'My Parrot Ate My Pain Pills': Dealing With Drug-Seeking Patients

Batya Swift Yasgur, MA, LMSW

Disclosures

August 10, 2012

In This Article

Introduction

Two patients show up in your office complaining of severe pain and requesting opioid painkillers. How can you distinguish between the one who's suffering from genuine pain and the one who's abusing or diverting the medication?

Some stories are giveaways. "I've heard patients say that their pills fell into the toilet," reported Daniel Kane, PA, PsyD, a physician assistant in Buford, Georgia. "And I actually had a patient claim that his parrot ate the pills."

Some tall tales are equally absurd but more complex. "I had a patient whose urine tested positive for hydromorphone. When confronted, he claimed that he laid out his father's hydromorphone tablets every morning and the medication had been absorbed through his skin," recounted Steven D. Passik, PhD, Professor of Psychiatry and Professor of Anesthesiology, Vanderbilt University School of Medicine, Nashville, Tennessee.

Relief-Seeking vs Drug-Seeking Behavior

Some patient's stories are harder to gauge.

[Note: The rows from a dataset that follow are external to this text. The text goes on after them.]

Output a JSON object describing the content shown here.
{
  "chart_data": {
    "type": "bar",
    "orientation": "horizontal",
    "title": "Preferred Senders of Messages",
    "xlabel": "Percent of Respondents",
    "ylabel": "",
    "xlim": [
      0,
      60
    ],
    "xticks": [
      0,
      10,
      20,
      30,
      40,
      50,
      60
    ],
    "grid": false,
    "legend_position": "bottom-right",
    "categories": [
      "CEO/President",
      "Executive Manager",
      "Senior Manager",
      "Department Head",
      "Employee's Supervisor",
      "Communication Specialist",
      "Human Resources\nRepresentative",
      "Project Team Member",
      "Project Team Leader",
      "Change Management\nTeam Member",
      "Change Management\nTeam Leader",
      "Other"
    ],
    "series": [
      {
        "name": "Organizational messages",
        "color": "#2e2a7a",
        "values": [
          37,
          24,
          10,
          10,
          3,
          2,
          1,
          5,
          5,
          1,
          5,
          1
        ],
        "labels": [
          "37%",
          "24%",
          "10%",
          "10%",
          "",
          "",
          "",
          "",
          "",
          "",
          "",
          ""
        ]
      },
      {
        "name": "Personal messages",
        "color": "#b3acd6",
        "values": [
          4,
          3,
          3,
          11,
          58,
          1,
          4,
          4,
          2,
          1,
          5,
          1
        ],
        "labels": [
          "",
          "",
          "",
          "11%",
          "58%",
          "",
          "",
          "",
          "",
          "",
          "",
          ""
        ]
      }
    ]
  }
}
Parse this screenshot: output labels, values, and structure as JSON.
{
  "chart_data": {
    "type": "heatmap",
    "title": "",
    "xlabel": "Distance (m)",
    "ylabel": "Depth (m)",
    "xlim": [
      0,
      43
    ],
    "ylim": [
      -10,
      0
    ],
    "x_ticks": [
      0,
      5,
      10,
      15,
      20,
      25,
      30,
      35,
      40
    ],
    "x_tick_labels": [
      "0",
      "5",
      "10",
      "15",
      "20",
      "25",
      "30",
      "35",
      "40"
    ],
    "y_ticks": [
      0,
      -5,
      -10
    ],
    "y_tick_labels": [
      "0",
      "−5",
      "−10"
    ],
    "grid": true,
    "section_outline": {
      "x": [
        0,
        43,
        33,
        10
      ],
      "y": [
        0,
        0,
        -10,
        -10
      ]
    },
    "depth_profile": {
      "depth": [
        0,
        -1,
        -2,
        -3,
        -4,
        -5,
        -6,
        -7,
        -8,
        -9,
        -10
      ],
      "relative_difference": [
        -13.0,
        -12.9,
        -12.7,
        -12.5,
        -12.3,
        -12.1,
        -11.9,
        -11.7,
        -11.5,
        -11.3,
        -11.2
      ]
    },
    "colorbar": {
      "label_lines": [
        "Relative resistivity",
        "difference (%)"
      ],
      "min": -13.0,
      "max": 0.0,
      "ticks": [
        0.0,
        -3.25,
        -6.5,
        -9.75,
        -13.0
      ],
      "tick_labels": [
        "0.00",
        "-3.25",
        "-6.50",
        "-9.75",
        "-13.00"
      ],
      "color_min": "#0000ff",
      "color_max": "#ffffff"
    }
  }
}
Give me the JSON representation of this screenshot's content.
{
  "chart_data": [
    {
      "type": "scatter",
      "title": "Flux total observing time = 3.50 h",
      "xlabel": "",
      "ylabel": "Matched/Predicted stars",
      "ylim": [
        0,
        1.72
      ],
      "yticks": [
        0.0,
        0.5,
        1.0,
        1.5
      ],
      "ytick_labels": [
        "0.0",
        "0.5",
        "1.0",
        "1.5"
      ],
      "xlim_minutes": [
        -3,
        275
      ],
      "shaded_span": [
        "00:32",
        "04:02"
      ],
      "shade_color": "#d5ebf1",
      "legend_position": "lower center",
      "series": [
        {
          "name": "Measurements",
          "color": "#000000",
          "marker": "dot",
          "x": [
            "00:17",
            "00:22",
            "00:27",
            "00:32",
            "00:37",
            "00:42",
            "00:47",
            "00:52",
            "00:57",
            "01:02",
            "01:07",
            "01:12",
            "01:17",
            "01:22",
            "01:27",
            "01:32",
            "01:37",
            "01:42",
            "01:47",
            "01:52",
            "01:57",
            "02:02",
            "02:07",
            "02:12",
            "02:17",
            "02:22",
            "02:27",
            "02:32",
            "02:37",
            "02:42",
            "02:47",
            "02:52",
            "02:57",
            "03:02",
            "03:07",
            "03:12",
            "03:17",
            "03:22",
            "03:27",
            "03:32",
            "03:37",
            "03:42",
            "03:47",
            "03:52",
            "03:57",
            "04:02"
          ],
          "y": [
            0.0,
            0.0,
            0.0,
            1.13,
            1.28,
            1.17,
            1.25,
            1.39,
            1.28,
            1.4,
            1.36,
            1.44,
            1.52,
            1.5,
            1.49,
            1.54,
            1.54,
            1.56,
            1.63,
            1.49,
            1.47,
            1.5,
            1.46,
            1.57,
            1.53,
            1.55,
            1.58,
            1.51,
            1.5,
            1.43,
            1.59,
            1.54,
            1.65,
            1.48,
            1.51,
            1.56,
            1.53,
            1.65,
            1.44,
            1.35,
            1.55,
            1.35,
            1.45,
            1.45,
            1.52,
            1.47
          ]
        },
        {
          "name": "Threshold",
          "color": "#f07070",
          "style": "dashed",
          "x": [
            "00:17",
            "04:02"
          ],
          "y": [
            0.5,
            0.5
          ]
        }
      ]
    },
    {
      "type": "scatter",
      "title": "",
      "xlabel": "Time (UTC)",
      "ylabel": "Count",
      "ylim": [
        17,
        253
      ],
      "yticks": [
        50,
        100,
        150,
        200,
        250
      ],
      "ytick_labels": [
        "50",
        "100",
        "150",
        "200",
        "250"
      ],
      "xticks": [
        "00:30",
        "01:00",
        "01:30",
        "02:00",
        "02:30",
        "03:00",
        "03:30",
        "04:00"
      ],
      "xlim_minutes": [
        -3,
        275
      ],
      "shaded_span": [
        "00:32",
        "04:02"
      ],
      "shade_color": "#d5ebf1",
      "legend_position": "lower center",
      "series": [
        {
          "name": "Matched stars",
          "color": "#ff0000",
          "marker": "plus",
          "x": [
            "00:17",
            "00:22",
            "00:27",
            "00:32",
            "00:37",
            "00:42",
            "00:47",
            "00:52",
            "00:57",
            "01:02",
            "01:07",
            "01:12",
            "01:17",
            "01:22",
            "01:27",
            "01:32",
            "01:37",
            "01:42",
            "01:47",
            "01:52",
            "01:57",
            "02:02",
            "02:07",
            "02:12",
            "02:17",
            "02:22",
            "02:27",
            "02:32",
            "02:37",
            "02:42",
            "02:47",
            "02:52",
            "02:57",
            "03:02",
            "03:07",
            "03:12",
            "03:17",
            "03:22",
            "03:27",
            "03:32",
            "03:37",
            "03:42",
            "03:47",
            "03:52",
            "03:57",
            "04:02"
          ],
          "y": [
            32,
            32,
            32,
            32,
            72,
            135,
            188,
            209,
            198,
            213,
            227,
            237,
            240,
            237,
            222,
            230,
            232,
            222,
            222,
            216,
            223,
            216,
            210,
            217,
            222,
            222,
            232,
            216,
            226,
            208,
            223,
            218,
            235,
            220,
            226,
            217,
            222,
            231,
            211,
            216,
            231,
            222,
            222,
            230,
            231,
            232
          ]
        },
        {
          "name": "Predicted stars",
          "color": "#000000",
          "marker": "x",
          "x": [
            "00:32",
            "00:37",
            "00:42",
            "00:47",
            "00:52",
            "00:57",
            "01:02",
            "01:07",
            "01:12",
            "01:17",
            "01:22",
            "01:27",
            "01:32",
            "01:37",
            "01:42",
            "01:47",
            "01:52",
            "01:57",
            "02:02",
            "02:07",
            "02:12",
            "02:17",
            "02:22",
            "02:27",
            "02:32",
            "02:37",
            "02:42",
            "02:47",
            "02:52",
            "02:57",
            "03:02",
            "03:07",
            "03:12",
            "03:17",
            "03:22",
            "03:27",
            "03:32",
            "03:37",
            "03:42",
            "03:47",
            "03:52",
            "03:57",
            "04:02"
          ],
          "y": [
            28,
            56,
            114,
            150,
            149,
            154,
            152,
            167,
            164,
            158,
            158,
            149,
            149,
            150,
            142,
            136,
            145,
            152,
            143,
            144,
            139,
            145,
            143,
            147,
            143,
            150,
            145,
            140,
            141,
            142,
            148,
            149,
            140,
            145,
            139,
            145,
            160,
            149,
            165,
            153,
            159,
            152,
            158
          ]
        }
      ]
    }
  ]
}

Patients may be exhibiting behaviors associated with abuse or diversion but may be doing so because their pain is undertreated. "Even the best of us don't always understand how to interpret these behaviors, which are distressing but not necessarily indicative of abuse," said Bill McCarberg, MD, founder of the Chronic Pain Program at Kaiser Permanente, San Diego, and Adjunct Assistant Clinical Professor, University of California, San Diego.

Patients who engage in aberrant behaviors are not necessarily abusing their medication. "They may appear to be drug seekers," said Yvonne D'Arcy, MS, CRNP, CNS, pain management and palliative care nurse practitioner, Suburban Hospital, Johns Hopkins Medicine, Bethesda, Maryland. "But I prefer to call them 'relief seekers' because their pain is significantly undertreated."

Dr. McCarberg described a patient who was arrested at the Mexican border for trying to bring unprescribed acetaminophen with codeine into the country. "Her doctor prescribed a limited number of pills, but she had breast cancer that had metastasized to her spine and was in terrible pain from compression fractures."

This may be an extreme example, but it has far-reaching ramifications. "You can't always tell by the surface presentation whether the patient's 'suspicious' behavior is due to undertreated pain or to abuse or diversion," says Dr. McCarberg.